HPV-Associated Cervical Cancer Rates by Race and Ethnicity
It is estimated that about 11,700 new cases of HPV-associated cervical cancer are diagnosed in the United States each year.* More black and Hispanic women get HPV-associated cervical cancer than women of other races or ethnicities, possibly because of decreased access to Pap testing or follow-up treatment.
*Note: This study used cancer registry data to estimate the amount of HPV-associated cancer in the United States by examining cancer in parts of the body and cancer cell types that are more likely to be caused by HPV. Cancer registries do not collect data on the presence or absence of HPV in cancer tissue at the time of diagnosis. In general, HPV is thought to be responsible for about 91% of HPV-associated cervical cancers.

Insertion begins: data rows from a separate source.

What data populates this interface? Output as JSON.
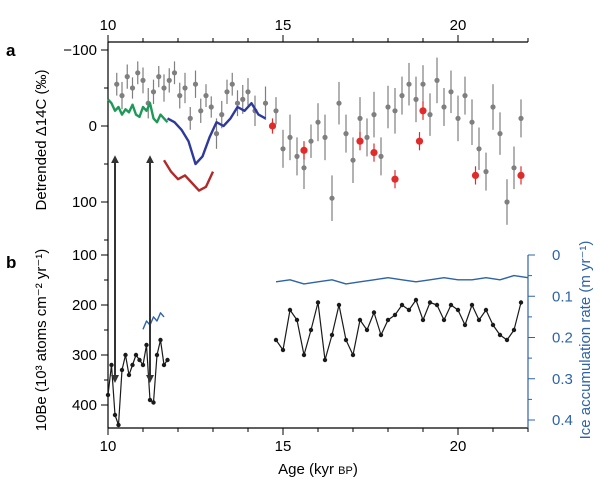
{
  "chart_data": [
    {
      "panel": "a",
      "type": "scatter",
      "panel_label": "a",
      "ylabel": "Detrended Δ14C (‰)",
      "xlim": [
        10,
        22
      ],
      "x_ticks": [
        10,
        15,
        20
      ],
      "x_tick_labels": [
        "10",
        "15",
        "20"
      ],
      "ylim": [
        -100,
        150
      ],
      "y_inverted": true,
      "y_ticks": [
        -100,
        0,
        100
      ],
      "y_tick_labels": [
        "−100",
        "0",
        "100"
      ],
      "series": [
        {
          "color": "#7f7f7f",
          "style": "points-with-errorbars",
          "x": [
            10.25,
            10.4,
            10.55,
            10.7,
            10.85,
            11.0,
            11.15,
            11.3,
            11.45,
            11.6,
            11.75,
            11.9,
            12.05,
            12.2,
            12.35,
            12.5,
            12.65,
            12.8,
            12.95,
            13.1,
            13.25,
            13.4,
            13.55,
            13.7,
            13.85,
            14.0,
            14.2,
            14.5,
            14.8,
            15.0,
            15.2,
            15.4,
            15.6,
            15.8,
            16.0,
            16.2,
            16.4,
            16.6,
            16.8,
            17.0,
            17.2,
            17.4,
            17.6,
            17.8,
            18.0,
            18.2,
            18.4,
            18.6,
            18.8,
            19.0,
            19.2,
            19.4,
            19.6,
            19.8,
            20.0,
            20.2,
            20.4,
            20.6,
            20.8,
            21.0,
            21.2,
            21.4,
            21.6,
            21.8
          ],
          "y": [
            -55,
            -40,
            -65,
            -50,
            -70,
            -60,
            -30,
            -45,
            -65,
            -50,
            -60,
            -70,
            -40,
            -50,
            -10,
            -55,
            -20,
            -40,
            -25,
            10,
            -15,
            -45,
            -55,
            -30,
            -35,
            -45,
            -20,
            -30,
            -20,
            30,
            15,
            40,
            55,
            20,
            -5,
            15,
            95,
            -30,
            10,
            45,
            -10,
            15,
            -15,
            40,
            -25,
            -20,
            -40,
            -55,
            -35,
            -55,
            -15,
            -60,
            -25,
            -45,
            -10,
            -40,
            -5,
            30,
            60,
            -25,
            10,
            100,
            55,
            -10
          ],
          "yerr": [
            15,
            18,
            16,
            14,
            15,
            17,
            20,
            16,
            14,
            18,
            16,
            15,
            17,
            20,
            15,
            18,
            16,
            15,
            14,
            20,
            18,
            16,
            15,
            17,
            19,
            18,
            20,
            22,
            18,
            25,
            30,
            25,
            28,
            22,
            25,
            30,
            30,
            28,
            25,
            30,
            28,
            25,
            30,
            25,
            28,
            30,
            25,
            28,
            30,
            25,
            28,
            30,
            25,
            28,
            30,
            25,
            30,
            28,
            25,
            30,
            28,
            30,
            28,
            25
          ]
        },
        {
          "color": "#1d9a57",
          "style": "line",
          "x": [
            10.0,
            10.1,
            10.2,
            10.3,
            10.4,
            10.5,
            10.6,
            10.7,
            10.8,
            10.9,
            11.0,
            11.1,
            11.2,
            11.3,
            11.4,
            11.5,
            11.6,
            11.7
          ],
          "y": [
            -35,
            -30,
            -20,
            -25,
            -15,
            -22,
            -18,
            -28,
            -15,
            -12,
            -25,
            -20,
            -30,
            -10,
            -5,
            -15,
            -10,
            -5
          ]
        },
        {
          "color": "#2d3a9c",
          "style": "line",
          "x": [
            11.7,
            11.9,
            12.1,
            12.3,
            12.5,
            12.7,
            12.9,
            13.1,
            13.3,
            13.5,
            13.7,
            13.9,
            14.1,
            14.3,
            14.5
          ],
          "y": [
            -10,
            -5,
            5,
            20,
            50,
            40,
            15,
            -5,
            0,
            -10,
            -25,
            -20,
            -30,
            -15,
            -10
          ]
        },
        {
          "color": "#b02a2a",
          "style": "line",
          "x": [
            11.6,
            11.8,
            12.0,
            12.2,
            12.4,
            12.6,
            12.8,
            13.0
          ],
          "y": [
            45,
            60,
            70,
            65,
            75,
            85,
            80,
            60
          ]
        },
        {
          "color": "#e02b2b",
          "style": "points-with-errorbars",
          "x": [
            14.7,
            15.6,
            17.2,
            17.6,
            18.2,
            18.9,
            19.0,
            20.5,
            21.8
          ],
          "y": [
            0,
            32,
            20,
            35,
            70,
            20,
            -20,
            65,
            65
          ],
          "yerr": [
            10,
            12,
            12,
            12,
            12,
            12,
            12,
            12,
            12
          ]
        }
      ],
      "annotations": {
        "arrows_x": [
          10.2,
          11.2
        ],
        "arrows_y_top": [
          20,
          20
        ],
        "arrows_y_bottom": [
          340,
          340
        ]
      }
    },
    {
      "panel": "b",
      "type": "line",
      "panel_label": "b",
      "xlabel_main": "Age (kyr ",
      "xlabel_unit": "BP",
      "xlabel_close": ")",
      "ylabel_left": "10Be (10³ atoms cm⁻² yr⁻¹)",
      "ylabel_right": "Ice accumulation rate (m yr⁻¹)",
      "xlim": [
        10,
        22
      ],
      "x_ticks": [
        10,
        15,
        20
      ],
      "x_tick_labels": [
        "10",
        "15",
        "20"
      ],
      "ylim_left": [
        100,
        430
      ],
      "y_left_ticks": [
        100,
        200,
        300,
        400
      ],
      "y_left_tick_labels": [
        "100",
        "200",
        "300",
        "400"
      ],
      "ylim_right": [
        0,
        0.4
      ],
      "y_right_ticks": [
        0,
        0.1,
        0.2,
        0.3,
        0.4
      ],
      "y_right_tick_labels": [
        "0",
        "0.1",
        "0.2",
        "0.3",
        "0.4"
      ],
      "series": [
        {
          "axis": "left",
          "color": "#1a1a1a",
          "style": "line-with-points",
          "x": [
            10.0,
            10.1,
            10.2,
            10.3,
            10.4,
            10.5,
            10.6,
            10.7,
            10.8,
            10.9,
            11.0,
            11.1,
            11.2,
            11.3,
            11.4,
            11.5,
            11.6,
            11.7
          ],
          "y": [
            380,
            320,
            420,
            440,
            330,
            300,
            340,
            320,
            300,
            310,
            320,
            280,
            390,
            395,
            300,
            270,
            320,
            310
          ]
        },
        {
          "axis": "left",
          "color": "#1a1a1a",
          "style": "line-with-points",
          "x": [
            14.8,
            15.0,
            15.2,
            15.4,
            15.6,
            15.8,
            16.0,
            16.2,
            16.4,
            16.6,
            16.8,
            17.0,
            17.2,
            17.4,
            17.6,
            17.8,
            18.0,
            18.2,
            18.4,
            18.6,
            18.8,
            19.0,
            19.2,
            19.4,
            19.6,
            19.8,
            20.0,
            20.2,
            20.4,
            20.6,
            20.8,
            21.0,
            21.2,
            21.4,
            21.6,
            21.8
          ],
          "y": [
            270,
            290,
            210,
            230,
            300,
            250,
            195,
            310,
            260,
            200,
            270,
            300,
            230,
            250,
            215,
            260,
            230,
            220,
            200,
            210,
            190,
            230,
            195,
            200,
            230,
            200,
            210,
            240,
            200,
            230,
            210,
            240,
            260,
            270,
            250,
            195
          ]
        },
        {
          "axis": "right",
          "color": "#2e63a6",
          "style": "line",
          "x": [
            11.0,
            11.1,
            11.2,
            11.3,
            11.4,
            11.5,
            11.6
          ],
          "y": [
            0.18,
            0.16,
            0.17,
            0.15,
            0.16,
            0.14,
            0.15
          ]
        },
        {
          "axis": "right",
          "color": "#2e63a6",
          "style": "line",
          "x": [
            14.8,
            15.2,
            15.6,
            16.0,
            16.4,
            16.8,
            17.2,
            17.6,
            18.0,
            18.4,
            18.8,
            19.2,
            19.6,
            20.0,
            20.4,
            20.8,
            21.2,
            21.6,
            22.0
          ],
          "y": [
            0.065,
            0.06,
            0.07,
            0.065,
            0.06,
            0.07,
            0.065,
            0.06,
            0.055,
            0.06,
            0.065,
            0.06,
            0.055,
            0.06,
            0.06,
            0.055,
            0.06,
            0.05,
            0.055
          ]
        }
      ]
    }
  ]
}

HPV-Associated Cervical Cancer Rates by Race and Ethnicity, United States, 2009–2013
The graph above shows age-adjusted incidence rates for HPV-associated cervical cancer in the United States during 2009–2013. “AI/AN” means American Indian/Alaska Native, and “A/PI” means Asian/Pacific Islander. The rates shown are the number of women who were diagnosed with HPV-associated cervical cancer for every 100,000 women. About 9 black women, 7 white women, 7 American Indian/Alaska Native women, and 6 Asian/Pacific Islander women were diagnosed with HPV-associated cervical cancer per 100,000 women. About 9 Hispanic women were diagnosed with HPV-associated cervical cancer per 100,000 women, compared to 7 non-Hispanic women.
Data are from population-based cancer registries participating in the CDC National Program of Cancer Registries and/or the NCI Surveillance, Epidemiology, and End Results Program, meeting criteria for high data quality for all years 2009–2013, and covering about 99% of the U.S. population.
Viens LJ, Henley SJ, Watson M, Markowitz LE, Thomas CC, Thompson TD, Razzaghi H, Saraiya M, Centers for Disease Control and Prevention (CDC). Human papillomavirus–associated cancers—United States, 2008–2012. MMWR 2016;65(26):661–666.